L’esplanade de la Maison de la Culture, véritable cœur vivant de la contestation depuis le début des évènements, est prise d’assaut dès les premières heures de la matinée, et vers midi, le flot humain s’est répandu sur tout le quartier Aamriw. Comme un jour de fête, les drapeaux aux couleurs amazighe et algérienne, flottent dans l’air, portés par des milliers de mains. «Système dégage !» hurle la foule déchaînée. La marée humaine, haute en couleurs, scande des slogans hostiles au Premier ministre fraîchement désigné, et à son adjoint, le diplomate Ramtane Lamamra, originaire de la région. «Rendez-nous l’Algérie !», crient à tue-tête les manifestants, décidés à ne rien céder. Le plus grand boulevard de la ville est submergé par des dizaines de milliers de personnes, et ce qui devait être une marche ne fut qu’un sit-in.

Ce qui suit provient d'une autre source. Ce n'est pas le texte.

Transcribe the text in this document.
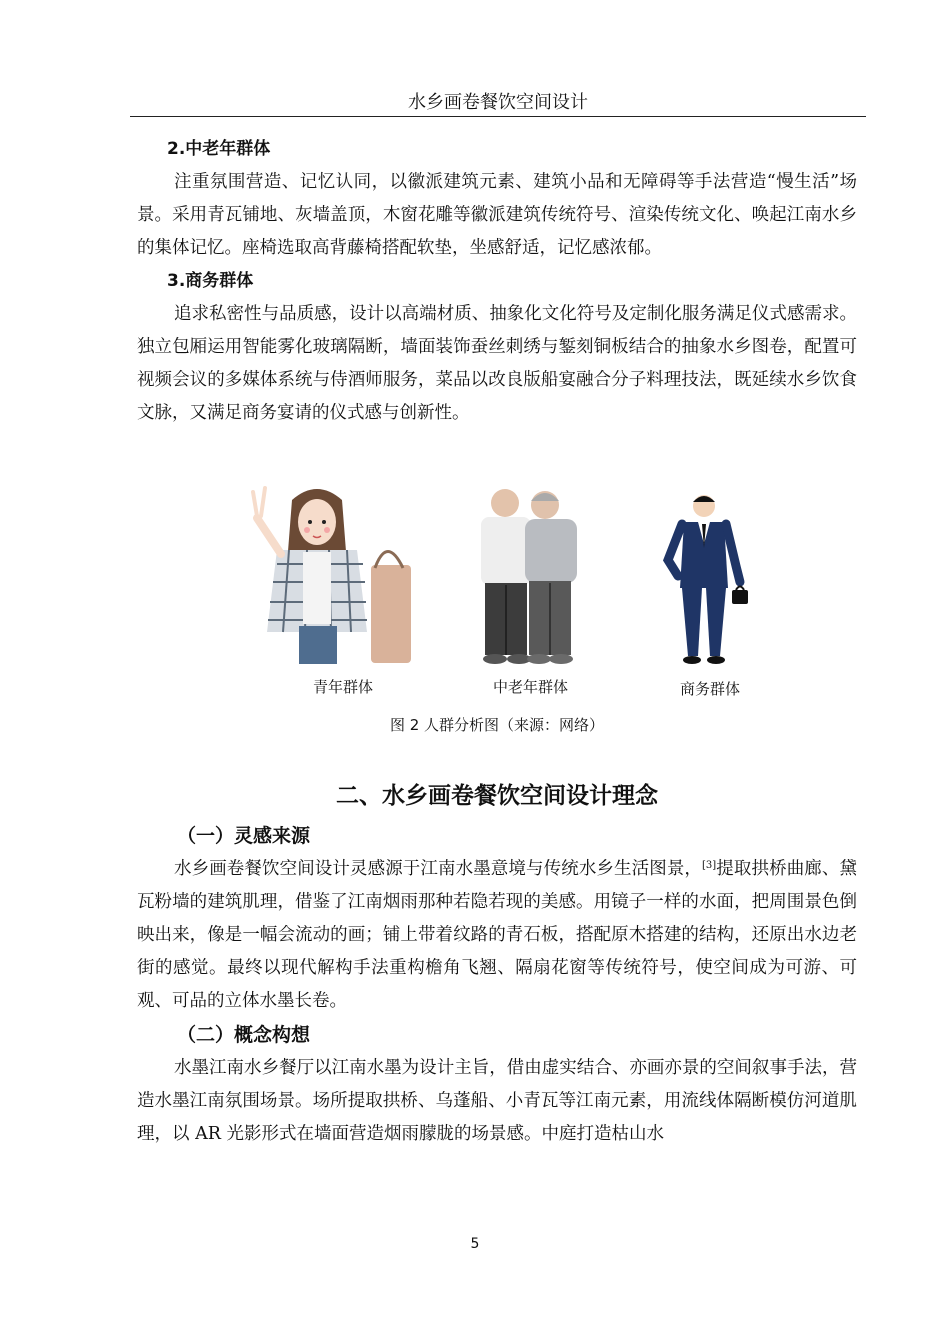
水乡画卷餐饮空间设计
2.中老年群体

注重氛围营造、记忆认同，以徽派建筑元素、建筑小品和无障碍等手法营造“慢生活”场景。采用青瓦铺地、灰墙盖顶，木窗花雕等徽派建筑传统符号、渲染传统文化、唤起江南水乡的集体记忆。座椅选取高背藤椅搭配软垫，坐感舒适，记忆感浓郁。

3.商务群体

追求私密性与品质感，设计以高端材质、抽象化文化符号及定制化服务满足仪式感需求。 独立包厢运用智能雾化玻璃隔断，墙面装饰蚕丝刺绣与錾刻铜板结合的抽象水乡图卷，配置可视频会议的多媒体系统与侍酒师服务，菜品以改良版船宴融合分子料理技法，既延续水乡饮食文脉，又满足商务宴请的仪式感与创新性。

青年群体	中老年群体	商务群体
图 2 人群分析图（来源：网络）
二、水乡画卷餐饮空间设计理念
（一）灵感来源

水乡画卷餐饮空间设计灵感源于江南水墨意境与传统水乡生活图景，[3]提取拱桥曲廊、黛瓦粉墙的建筑肌理，借鉴了江南烟雨那种若隐若现的美感。用镜子一样的水面，把周围景色倒映出来，像是一幅会流动的画；铺上带着纹路的青石板，搭配原木搭建的结构，还原出水边老街的感觉。最终以现代解构手法重构檐角飞翘、隔扇花窗等传统符号，使空间成为可游、可观、可品的立体水墨长卷。

（二）概念构想

水墨江南水乡餐厅以江南水墨为设计主旨，借由虚实结合、亦画亦景的空间叙事手法，营造水墨江南氛围场景。场所提取拱桥、乌蓬船、小青瓦等江南元素，用流线体隔断模仿河道肌理，以 AR 光影形式在墙面营造烟雨朦胧的场景感。中庭打造枯山水

5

Des rues adjacentes fuse le célèbre «Djazair horra dimocratia» des années 1990 lorsque les islamistes ont lancé un véritable cri de guerre contre le peuple. Des échos qui nous sont parvenus d’Akbou, de Sidi-Aich, de Tichy et des autres villes de la Vallée font état de la même atmosphère. Si beaucoup de manifestants ont afflué à Béjaïa par bus mis à leur disposition par les APC, la population d’Amizour a préféré parcourir les 30 km séparant leur ville du chef-lieu de wilaya à pied. C’est un signe qui ne trompe pas quant à l’issue de ce combat qui va dans le sens souhaité par le peuple : déchoir le système en place en 1962. Depuis le 16 février, il ne s’est pas passé, en effet, un jour sans qu’on ait à enregistrer des actions de rue ou des rassemblements pour le même motif : départ du système. Toutes les couches de la société, toutes les corporations professionnelles ont été au rendez-vous avec l’histoire, y compris celles qu’on croyait tenues par l’obligation de réserve, à l’image des magistrats qui ont exigé haut et fort l’indépendance de la justice.